Since its launch in 1997, CaringBridge has offered a safe place for hundreds of thousands of patients and caregivers to turn after diagnosis, illness, injury, premature birth … any health crisis. Our Vision reflects how families and loved ones like you see CaringBridge: A world where no one goes through a health journey alone.
Even with CaringBridge users spread across all 50 states and 235 countries and territories, we still hear–often –that everyone needs to know CaringBridge is available to support families through the toughest times of life: free, advertising-free, and always protective of privacy.
So with the encouragement of those whom CaringBridge has helped, and the participation of five families who have used CaringBridge over the years, we have created a series of short videos to encourage patients and caregivers everywhere to start a site. Please watch, enjoy … and spread the word about CaringBridge.
And finally, because it is human nature to want to know the stories behind the stories, please take a moment to meet the amazing families who appear in the videos:
- Abby Scott of Jupiter, FL, was a red-haired toddler in 2009, when her Mom, Jennifer, started writing on CaringBridge. Abby had been diagnosed in-utero with an extremely rare condition called Congenital Femoral Deficiency—her right femur was half the length of her left femur. Over years of hip and knee reconstructions and painful leg-lengthening surgeries, all documented on her CaringBridge site, Abby’s goal has been simple: to have both feet on the ground. Her parents said they have come to regard CaringBridge as their family’s blog, and that they intend to keep posting … forever.
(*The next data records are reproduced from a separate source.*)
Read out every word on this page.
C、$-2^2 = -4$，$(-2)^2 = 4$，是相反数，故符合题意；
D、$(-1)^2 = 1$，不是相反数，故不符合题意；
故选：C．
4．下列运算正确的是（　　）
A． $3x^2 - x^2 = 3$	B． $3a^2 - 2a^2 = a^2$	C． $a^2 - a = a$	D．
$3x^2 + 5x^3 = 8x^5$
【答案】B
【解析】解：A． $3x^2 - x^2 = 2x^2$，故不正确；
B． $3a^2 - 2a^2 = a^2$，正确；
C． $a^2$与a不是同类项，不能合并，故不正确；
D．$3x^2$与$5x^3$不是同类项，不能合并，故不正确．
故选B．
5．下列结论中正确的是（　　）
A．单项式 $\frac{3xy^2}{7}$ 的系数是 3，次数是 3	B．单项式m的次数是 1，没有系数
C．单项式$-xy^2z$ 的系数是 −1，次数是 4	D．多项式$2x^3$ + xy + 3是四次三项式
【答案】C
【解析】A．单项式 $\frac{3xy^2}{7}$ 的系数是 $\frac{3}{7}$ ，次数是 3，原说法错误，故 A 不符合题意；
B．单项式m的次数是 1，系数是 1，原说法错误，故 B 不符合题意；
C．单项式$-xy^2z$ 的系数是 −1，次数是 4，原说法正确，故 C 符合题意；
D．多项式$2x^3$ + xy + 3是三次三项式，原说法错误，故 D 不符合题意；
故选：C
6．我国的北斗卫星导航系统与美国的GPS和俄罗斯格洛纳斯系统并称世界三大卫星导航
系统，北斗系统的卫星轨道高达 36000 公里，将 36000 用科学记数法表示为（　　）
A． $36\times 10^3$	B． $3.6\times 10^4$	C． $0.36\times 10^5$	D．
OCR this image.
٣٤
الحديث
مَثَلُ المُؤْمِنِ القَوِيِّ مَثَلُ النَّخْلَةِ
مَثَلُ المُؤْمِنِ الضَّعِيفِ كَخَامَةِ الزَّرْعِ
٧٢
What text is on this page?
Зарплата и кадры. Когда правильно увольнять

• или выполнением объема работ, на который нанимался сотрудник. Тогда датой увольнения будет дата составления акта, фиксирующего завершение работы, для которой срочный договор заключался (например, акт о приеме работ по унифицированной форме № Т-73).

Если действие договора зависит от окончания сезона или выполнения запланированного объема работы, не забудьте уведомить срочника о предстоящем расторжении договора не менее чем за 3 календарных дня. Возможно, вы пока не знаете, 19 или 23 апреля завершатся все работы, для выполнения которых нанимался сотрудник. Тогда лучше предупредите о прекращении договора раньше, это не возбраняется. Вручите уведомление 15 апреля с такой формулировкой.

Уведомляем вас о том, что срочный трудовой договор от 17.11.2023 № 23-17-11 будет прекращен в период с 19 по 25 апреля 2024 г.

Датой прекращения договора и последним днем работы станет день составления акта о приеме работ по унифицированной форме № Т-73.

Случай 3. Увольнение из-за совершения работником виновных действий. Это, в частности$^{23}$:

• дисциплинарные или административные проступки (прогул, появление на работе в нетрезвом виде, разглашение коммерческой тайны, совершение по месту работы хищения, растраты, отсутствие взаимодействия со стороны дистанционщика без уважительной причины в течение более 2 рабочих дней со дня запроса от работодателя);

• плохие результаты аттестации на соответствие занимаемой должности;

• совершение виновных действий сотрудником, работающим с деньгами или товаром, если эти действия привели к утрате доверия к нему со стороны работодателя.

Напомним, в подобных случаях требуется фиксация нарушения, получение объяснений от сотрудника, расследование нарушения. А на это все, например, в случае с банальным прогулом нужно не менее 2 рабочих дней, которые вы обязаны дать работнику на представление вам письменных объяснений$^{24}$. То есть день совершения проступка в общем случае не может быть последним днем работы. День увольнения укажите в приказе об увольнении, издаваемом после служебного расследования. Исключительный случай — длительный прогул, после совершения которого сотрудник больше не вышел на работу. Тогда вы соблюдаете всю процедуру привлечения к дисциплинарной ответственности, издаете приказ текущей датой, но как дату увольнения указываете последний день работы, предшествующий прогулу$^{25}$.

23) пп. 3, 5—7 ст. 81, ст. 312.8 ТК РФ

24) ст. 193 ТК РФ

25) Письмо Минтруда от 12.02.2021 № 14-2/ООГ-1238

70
- Molly Sturgis of Chaska MN, said that after her toddler son, Telly, was diagnosed with acute myeloid leukemia, many people assured her that cancer had a silver lining. In 2014, a year during which Telly remained in the hospital for 118 days straight, Molly said she couldn’t imagine any upside to her child’s suffering. But today, as cancer-free Telly turns somersaults in the living room, Molly said her family feels lucky, and blessed. Among her biggest blessings was the support that came through CaringBridge. She said, “It lifted me up when I was at my lowest.”
- As a U.S Army veteran—82nd Airborne Division—and sheriff’s deputy for 13 years, Jeff Edwards of Herman, MN, had survived many dangerous situations and close calls. So when he broke his neck in shallow water, while on vacation in Mexico in 2015, family and friends back home were desperate for information on what had happened, and how they could help. A friend of the family set up a CaringBridge site for Jeff, which longtime girlfriend Dani Murdoff used to keep everyone updated through Jeff’s surgeries and physical rehabilitation at the Spinal Cord Injury & Disorder Center at the Minneapolis VA Health Care System. Jeff said that during the months he was far from home, comments posted to his CaringBridge Journal provided inspiration and motivation to heal.
- Since receiving a new liver in 2015, Chad Methum of New Hope, MN, has not wavered in honoring his second chance at life. Even as memories of edging toward 39 on a scale of 40 for end-stage liver disease become more distant, Chad still takes very seriously his exercise routine and commitment to healthy eating. He is back to walking his dogs with his fiancé, Trista, and plays 18 holes of golf as often as one can, living in Minnesota. Chad said his CaringBridge site is the record of him becoming whole again, albeit now with a 12-inch scar across his abdomen.
- Over the years that Andre Beasley of Somerset, WI, has faced kidney cancer—twice—his mom, Amy, said she has found in CaringBridge a safe place to turn for hope, help and healing. “So many people have said, ‘Oh, I could never be as strong as you are going through this,’” Amy said. “But with the support that comes through CaringBridge, we know we are not alone.” Amy said she believes that sharing Andre’s story, will inspire more people to treat kids with cancer simply as kids. She said, “They are just average people who have gotten news most people their age have never had to deal with.”